Por Astarté.
León, España.
Me gustaba el ritmo de la percusión en tiempo de carnaval. A todos nos
gustaba. O a casi todos. Me refiero a los que allí vivíamos y a quienes dejamos
buena parte del tiempo entre sones y desaforados pasos de conga. Como si la
vida fuese eso: una fiesta. Bueno, a veces lo era. También para ella, cuyo
nombre... ¿Cómo era su nombre?... ¡Bah! A decir verdad, la memoria no es
garantía de nada. A veces nos traiciona. Pero el nombre de esa chica podría
haber sido cualquiera y no importaba. Para los demás era “la tiburona”. El caso
es que a “la tiburona” la cogieron un buen día robando y la metieron en “el
tanque” como pasto de cucarachas. Bueno, de más está decir que robar
iniciativas es algo que supera al robo de coches o de dinero o de oro. Así, con
todo lo astuta que era... (Congelaba los proyectos que robaba en el congelador,
con las postas de pollo, para no ser descubierta por los de seguridad)... Pero,
la pobre, no tuvo cuidado en borrar sus huellas de las paredes de aquella
habitación. Afuera se agitaba la gente detrás de la comparsa y una lluvia de
cerveza mojaba a la muchedumbre. Adentro, sin embargo, llovían los proyectos;
por ejemplo, cómo hacer para ser libre. Y “la tiburona” tentó fortuna y entró
en aquella habitación que daba pena y robó el proyecto. Como quien dice, se
acercó a una orilla muy peligrosa. Y no me extraña que no recuerde su nombre.

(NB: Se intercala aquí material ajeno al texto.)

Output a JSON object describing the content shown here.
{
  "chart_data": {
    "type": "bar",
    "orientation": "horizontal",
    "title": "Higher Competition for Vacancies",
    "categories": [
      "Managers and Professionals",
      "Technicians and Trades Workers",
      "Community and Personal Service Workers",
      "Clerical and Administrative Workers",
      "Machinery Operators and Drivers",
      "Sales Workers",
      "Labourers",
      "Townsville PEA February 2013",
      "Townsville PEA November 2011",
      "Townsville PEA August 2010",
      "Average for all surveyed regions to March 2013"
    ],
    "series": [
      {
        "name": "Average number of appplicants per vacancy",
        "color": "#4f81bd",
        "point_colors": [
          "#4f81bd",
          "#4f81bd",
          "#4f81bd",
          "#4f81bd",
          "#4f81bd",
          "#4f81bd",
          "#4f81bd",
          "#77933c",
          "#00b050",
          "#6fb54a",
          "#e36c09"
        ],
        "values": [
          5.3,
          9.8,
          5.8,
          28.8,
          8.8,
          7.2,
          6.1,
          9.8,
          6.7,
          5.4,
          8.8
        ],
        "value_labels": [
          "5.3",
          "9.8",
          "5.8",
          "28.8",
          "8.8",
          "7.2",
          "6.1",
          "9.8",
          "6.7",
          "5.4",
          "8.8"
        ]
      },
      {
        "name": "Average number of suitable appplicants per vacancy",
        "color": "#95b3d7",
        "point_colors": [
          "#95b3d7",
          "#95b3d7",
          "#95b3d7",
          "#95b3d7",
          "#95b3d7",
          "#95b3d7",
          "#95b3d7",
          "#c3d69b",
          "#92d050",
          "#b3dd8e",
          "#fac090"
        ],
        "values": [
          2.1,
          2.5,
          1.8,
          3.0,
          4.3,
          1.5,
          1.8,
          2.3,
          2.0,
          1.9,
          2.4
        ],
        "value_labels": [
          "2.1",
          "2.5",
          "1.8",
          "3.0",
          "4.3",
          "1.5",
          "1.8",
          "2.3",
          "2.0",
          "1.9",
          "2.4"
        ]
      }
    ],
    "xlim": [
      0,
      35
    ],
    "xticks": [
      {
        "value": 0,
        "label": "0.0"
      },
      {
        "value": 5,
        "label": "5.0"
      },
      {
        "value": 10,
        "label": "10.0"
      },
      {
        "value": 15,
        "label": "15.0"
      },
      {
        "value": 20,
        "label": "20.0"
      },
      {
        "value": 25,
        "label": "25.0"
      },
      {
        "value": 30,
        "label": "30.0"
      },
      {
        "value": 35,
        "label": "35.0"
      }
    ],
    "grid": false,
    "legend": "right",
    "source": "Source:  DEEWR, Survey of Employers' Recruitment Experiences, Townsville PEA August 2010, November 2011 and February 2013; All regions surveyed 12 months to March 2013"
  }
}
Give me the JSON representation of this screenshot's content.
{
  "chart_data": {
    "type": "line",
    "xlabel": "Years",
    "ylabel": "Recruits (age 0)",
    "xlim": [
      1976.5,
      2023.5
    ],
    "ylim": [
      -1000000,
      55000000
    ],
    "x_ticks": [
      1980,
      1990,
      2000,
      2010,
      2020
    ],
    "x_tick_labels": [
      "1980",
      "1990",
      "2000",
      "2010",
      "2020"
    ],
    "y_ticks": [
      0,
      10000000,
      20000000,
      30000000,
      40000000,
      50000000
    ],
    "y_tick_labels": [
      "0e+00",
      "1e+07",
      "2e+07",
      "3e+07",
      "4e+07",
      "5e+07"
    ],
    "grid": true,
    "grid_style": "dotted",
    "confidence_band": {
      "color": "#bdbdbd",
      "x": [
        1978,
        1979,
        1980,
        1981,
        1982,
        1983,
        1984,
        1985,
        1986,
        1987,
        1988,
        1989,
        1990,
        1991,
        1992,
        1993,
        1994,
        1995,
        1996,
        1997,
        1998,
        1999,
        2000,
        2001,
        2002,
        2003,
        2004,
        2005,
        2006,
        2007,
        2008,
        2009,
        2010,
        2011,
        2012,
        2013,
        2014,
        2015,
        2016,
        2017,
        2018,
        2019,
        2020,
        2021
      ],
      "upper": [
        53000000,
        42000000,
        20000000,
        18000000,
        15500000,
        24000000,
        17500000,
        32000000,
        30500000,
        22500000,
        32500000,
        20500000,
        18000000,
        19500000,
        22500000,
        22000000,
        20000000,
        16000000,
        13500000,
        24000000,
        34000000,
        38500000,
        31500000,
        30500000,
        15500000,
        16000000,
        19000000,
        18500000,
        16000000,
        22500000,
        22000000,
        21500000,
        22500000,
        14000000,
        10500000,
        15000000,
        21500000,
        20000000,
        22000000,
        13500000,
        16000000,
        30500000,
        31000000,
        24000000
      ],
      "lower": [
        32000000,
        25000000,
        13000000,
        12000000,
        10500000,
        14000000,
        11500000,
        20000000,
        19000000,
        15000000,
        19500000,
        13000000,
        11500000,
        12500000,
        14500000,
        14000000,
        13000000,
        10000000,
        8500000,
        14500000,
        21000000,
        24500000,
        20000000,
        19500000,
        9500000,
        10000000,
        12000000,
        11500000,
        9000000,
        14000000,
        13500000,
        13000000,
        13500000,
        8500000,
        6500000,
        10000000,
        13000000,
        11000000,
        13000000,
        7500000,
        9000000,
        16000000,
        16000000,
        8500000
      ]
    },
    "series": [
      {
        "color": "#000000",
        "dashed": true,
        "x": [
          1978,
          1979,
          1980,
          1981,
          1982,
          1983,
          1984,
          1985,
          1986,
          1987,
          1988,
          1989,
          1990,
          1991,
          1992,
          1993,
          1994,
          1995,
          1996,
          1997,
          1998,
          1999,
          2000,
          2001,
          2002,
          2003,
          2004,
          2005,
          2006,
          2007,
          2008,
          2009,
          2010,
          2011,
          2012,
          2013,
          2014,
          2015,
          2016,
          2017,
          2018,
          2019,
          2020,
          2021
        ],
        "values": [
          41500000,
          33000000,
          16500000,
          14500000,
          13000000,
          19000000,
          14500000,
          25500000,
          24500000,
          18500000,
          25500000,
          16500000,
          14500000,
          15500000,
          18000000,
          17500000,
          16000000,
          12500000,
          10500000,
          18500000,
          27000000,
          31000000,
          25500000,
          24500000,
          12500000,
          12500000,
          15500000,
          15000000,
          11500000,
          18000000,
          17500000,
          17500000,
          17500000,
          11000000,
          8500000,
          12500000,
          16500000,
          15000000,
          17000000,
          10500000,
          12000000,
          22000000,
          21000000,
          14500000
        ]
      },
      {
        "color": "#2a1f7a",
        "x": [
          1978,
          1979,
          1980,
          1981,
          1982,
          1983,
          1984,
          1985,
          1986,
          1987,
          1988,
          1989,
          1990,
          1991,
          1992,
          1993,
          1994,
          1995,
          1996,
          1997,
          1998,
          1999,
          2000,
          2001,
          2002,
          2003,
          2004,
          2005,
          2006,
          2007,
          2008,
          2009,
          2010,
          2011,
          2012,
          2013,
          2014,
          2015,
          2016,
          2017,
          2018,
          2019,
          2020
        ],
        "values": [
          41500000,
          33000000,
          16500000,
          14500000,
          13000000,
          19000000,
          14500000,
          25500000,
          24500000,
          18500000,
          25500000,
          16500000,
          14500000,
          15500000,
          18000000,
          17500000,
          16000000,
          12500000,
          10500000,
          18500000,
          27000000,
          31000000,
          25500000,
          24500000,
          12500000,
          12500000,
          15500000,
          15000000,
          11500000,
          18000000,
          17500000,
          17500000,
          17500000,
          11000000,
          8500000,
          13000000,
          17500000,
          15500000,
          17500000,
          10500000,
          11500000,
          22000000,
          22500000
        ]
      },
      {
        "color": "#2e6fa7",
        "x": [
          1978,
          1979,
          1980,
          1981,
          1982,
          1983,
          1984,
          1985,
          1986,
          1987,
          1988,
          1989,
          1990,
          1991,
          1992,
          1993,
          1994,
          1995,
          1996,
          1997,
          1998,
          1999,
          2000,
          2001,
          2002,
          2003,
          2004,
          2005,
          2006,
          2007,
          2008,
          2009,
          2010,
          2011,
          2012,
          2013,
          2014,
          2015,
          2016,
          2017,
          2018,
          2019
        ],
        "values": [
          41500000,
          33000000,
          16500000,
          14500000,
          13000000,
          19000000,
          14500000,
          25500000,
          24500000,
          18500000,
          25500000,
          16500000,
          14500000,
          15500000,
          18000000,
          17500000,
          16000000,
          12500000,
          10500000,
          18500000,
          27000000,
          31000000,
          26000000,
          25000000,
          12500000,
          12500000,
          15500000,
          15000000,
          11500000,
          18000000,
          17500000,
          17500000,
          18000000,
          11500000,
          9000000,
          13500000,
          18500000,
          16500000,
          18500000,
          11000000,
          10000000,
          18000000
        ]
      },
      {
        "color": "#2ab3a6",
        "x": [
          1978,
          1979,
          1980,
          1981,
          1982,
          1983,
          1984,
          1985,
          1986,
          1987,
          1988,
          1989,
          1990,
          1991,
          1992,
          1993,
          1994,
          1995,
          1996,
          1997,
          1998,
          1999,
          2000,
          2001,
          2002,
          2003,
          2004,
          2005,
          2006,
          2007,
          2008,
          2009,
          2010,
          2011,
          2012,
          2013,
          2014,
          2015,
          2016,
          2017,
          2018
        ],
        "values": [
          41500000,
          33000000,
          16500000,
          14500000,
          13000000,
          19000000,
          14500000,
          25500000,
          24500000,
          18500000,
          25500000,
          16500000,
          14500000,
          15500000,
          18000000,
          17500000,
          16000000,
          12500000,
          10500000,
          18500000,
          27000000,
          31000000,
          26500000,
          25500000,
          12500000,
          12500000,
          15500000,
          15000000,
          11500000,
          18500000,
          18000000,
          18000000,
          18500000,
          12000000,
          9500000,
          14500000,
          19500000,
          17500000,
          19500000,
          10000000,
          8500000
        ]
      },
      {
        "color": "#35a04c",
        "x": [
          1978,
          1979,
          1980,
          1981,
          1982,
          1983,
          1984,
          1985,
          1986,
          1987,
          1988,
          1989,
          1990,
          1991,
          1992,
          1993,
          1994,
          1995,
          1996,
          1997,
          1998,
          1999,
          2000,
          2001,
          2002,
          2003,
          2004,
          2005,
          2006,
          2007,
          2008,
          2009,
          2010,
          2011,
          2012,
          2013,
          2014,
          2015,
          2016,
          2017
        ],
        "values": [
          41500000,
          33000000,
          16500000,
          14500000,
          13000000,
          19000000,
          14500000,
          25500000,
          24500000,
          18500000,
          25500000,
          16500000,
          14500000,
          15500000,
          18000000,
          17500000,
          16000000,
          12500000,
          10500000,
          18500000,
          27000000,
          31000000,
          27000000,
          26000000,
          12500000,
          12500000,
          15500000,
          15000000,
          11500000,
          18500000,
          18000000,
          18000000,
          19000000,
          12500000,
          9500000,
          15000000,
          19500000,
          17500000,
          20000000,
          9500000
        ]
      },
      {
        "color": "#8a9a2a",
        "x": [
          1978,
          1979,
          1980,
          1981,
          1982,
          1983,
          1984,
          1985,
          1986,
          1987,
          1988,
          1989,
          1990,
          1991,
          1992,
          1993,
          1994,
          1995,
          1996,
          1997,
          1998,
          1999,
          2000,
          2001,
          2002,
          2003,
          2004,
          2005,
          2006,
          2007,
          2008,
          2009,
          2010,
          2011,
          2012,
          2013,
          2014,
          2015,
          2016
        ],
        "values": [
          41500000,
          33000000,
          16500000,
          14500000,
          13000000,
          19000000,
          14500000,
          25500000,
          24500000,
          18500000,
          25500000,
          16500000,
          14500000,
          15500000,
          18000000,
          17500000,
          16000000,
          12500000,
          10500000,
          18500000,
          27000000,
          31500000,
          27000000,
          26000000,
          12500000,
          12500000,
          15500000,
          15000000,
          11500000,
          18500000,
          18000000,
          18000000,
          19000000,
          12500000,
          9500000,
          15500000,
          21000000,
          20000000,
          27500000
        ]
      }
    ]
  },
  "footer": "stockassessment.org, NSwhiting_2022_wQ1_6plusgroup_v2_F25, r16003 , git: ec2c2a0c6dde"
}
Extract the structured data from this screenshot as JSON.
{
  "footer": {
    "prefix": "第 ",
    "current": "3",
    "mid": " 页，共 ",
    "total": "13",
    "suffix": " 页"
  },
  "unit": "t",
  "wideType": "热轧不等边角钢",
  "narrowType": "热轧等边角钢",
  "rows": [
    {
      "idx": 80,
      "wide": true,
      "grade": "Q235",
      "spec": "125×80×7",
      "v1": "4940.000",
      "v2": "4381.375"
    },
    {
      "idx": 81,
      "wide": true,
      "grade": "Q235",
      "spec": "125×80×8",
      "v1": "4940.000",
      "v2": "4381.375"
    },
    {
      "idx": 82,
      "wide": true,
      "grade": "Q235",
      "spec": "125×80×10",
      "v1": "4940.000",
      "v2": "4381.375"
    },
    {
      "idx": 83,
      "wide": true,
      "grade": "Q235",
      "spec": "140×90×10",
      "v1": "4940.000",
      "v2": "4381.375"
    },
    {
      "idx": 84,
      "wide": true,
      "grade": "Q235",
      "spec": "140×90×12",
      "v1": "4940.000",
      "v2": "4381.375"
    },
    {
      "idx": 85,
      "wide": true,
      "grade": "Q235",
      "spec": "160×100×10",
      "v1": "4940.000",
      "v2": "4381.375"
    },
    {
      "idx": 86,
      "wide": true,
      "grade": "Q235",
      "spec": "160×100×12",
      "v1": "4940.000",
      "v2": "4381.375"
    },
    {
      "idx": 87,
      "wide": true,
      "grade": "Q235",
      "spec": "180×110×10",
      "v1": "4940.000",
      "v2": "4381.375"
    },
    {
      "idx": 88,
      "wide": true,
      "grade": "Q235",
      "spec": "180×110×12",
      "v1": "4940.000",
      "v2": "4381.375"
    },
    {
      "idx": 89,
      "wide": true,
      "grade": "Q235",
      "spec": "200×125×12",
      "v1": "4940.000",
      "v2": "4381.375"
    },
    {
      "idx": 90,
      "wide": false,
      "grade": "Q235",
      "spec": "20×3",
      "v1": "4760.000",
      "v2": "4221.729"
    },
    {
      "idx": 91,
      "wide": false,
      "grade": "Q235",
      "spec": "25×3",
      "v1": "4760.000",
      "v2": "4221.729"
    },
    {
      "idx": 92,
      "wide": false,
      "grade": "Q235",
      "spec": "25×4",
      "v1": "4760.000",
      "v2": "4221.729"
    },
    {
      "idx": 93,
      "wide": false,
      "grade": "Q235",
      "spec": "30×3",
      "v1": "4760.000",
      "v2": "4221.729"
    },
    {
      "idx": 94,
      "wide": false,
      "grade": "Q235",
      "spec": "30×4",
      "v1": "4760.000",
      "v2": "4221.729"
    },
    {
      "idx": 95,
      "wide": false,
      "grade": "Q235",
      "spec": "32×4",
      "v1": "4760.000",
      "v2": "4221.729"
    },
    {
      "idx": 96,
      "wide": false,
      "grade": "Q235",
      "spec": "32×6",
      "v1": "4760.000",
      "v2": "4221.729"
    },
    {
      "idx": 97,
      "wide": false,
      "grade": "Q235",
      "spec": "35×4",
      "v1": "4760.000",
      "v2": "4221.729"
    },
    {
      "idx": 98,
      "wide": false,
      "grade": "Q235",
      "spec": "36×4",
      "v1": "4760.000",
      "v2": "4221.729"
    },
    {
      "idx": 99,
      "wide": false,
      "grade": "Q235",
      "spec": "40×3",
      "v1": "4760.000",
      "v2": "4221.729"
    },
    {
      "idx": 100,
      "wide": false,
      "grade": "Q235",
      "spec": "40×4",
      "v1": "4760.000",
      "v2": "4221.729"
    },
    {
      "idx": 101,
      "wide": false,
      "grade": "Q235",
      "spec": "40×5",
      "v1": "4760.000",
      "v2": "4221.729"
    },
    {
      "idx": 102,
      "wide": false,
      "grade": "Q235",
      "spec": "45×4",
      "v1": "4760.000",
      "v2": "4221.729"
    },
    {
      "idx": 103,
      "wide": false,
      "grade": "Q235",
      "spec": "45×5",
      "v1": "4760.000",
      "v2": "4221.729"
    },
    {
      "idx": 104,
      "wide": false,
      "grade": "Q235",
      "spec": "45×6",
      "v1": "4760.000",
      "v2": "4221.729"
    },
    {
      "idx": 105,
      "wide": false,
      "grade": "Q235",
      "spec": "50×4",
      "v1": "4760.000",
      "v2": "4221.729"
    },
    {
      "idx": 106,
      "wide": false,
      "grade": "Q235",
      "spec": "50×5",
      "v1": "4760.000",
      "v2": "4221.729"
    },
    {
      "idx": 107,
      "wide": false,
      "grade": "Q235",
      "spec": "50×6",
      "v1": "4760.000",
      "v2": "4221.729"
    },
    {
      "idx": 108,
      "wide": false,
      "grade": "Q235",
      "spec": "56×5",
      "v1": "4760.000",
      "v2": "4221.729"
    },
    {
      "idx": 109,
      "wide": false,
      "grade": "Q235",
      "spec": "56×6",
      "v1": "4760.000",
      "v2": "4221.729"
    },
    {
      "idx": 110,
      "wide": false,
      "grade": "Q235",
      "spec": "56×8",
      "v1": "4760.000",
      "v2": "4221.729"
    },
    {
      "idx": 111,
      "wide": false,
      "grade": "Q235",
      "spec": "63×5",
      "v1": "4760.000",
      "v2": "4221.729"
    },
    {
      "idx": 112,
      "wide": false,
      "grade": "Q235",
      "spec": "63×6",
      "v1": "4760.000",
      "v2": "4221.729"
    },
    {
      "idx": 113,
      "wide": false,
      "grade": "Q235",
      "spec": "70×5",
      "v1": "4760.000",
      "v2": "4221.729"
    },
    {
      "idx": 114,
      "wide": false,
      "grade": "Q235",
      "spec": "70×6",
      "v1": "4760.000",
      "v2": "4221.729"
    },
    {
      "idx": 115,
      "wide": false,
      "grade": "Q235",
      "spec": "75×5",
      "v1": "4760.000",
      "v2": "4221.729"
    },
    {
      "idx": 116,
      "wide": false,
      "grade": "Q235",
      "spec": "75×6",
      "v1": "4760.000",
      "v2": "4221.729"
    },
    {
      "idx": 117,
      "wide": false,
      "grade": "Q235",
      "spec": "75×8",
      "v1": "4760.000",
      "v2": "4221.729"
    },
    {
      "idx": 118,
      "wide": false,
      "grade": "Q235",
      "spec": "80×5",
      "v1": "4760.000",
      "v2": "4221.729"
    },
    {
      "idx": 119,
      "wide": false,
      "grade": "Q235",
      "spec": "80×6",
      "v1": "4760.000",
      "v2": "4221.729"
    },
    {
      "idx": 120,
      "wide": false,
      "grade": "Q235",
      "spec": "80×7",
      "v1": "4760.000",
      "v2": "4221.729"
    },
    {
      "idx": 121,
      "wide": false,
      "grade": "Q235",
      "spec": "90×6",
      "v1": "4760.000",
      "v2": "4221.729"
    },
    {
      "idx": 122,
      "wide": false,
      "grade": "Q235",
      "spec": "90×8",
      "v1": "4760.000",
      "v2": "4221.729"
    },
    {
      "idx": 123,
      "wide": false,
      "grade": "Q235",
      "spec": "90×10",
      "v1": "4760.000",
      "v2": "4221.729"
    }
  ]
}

Desde aquel entonces ha llovido demasiada cerveza y han sonado más tambores de
la cuenta. Hablo de los ochenta. Cuando leíamos manuales estalinistas y
comíamos una cosa rara llamada “picadillo de soya (soja)”. De “la tiburona” no
supimos nunca más. Al caer en desgracia, sus amigos la abandonamos. Nada del
otro mundo. La desgracia no gusta a nadie.